National Signing Day is like Christmas to college football fans, coaches and athletic directors.
For most college sports staffs, unfortunately, Wednesday might as well have been Arbor Day for the lack of timely coverage of football signings across the country.
While there’s a direct correlation between a team’s success and the quality of its recruits, according to Rivals.com, the relationship between college newspaper staffs and NSD is much more tenuous, even among student media covering traditional football powers. Sports staffs continue to wait until the next edition gets printed on paper to reveal news like this, an approach that is as antiquated as pica sticks and paste-up. There are exceptions, though, like student media at LSU, Michigan and Boise State, where staffs innovate and break news. Sadly, far too many sports staffs have failed to learn how to report in today’s media environment, where breaking news gets posted immediately – especially when readers have a voracious appetite for the content. Auburn fans, for instance, want to know who they’ve signed instantly – during a coffee break, while eating lunch or on their phones at any time.
That is just the way it is.
Several newspapers responded today, like Louisiana State’s student-run newspaper. As usual, theDaily Reveille did a stellar job covering National Signing Day by offering live updates as the 22 recruits signed their national letters of intent and also tweeting through the day. I really liked Ryan Ginn’s suggestion that more top-tier athletes, like Jadeveon Clowney, considered the No. 1-ranked prep player in the nation, should delay signing.
Likewise, Boise State’s The Arbiter did a wonderful job covering its new recruits by posting a story that includes video embedded from the coach’s press conference and a podcast where two sports staffers evaluated the signings.
Georgia’s Red & Black offered regular updates through its Twitter feed, offering a preview of potential signings in its print and online editions this morning that included a cool page with terrific info and perspective.

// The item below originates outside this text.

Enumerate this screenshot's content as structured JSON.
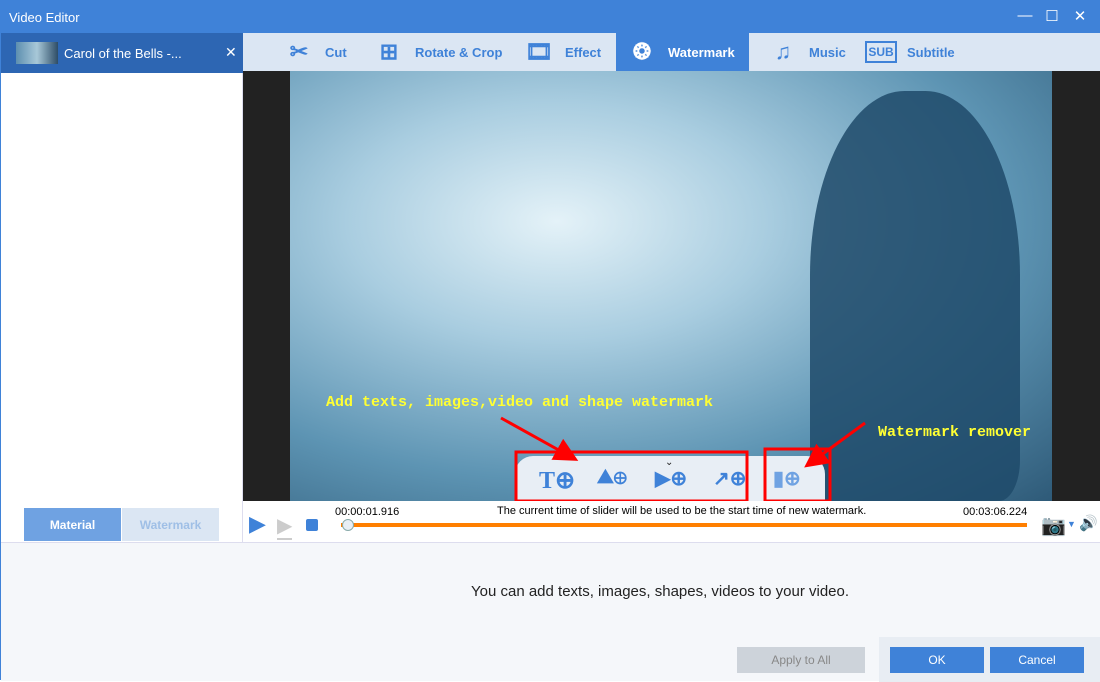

Check it out.
Surprisingly, the Independent Alligator had not posted anything online beyond a preview as of 10 EST.
Indiana’s typically solid Hoosier Hype blog noted that two assistant coaches have left the team, but there’s nothing about any signings or other related football news. Not even on its Twitter feed.
The most recent sports news on the Auburn Plainsman’s website is three days old, sadly (not that there would have been any interest in the reigning national football champs today, right?) Oregon’s Daily Emerald also failed to offer information on the other team in this year’s national title game, posting only a preview to NSD online.
The Michigan Daily, meanwhile, blogged live from coach Brady Hoke’s press conference, using a program, ‘Cover It Live,’ you might want to implement into your own sports section’s regular coverage. In addition, the Daily staff also filed a solid overview story, a sidebar on a top-ranked tight end recruit, and several tweeted updates through the day.
Duke, it appears, is all basketball all the time. The Chronicle’s sports online is filled with previews from tonight’s game against Maryland. While the newspaper’s Twitter feed offers terrific updates from the hoops game, readers learned nothing about its new football recruits.
Kansas State’s Collegian covered all angles of its basketball game, tweeting interesting details through the night, but nothing on any signings, unfortunately. And there’s no coverage of NSD either on the website or the paper’s sports blog.
Here’s how several other college newspapers covered National Signing Day:
- Ohio State’s The Lantern posted the following story on its latest haul – Talent in Ohio State’s 23-man Signing Day haul tops Big Ten.
- Michigan State’s The State News reported on the Spartans signing 21 players.
- The Daily Texan offered just a preview story. Nothing else online or on Twitter. An interesting note – the football coaching staff received raises that elevate the aggregate salary for nine assistants to $3.7 million, a sad reminder that college sports are getting more and more professional (and expensive.)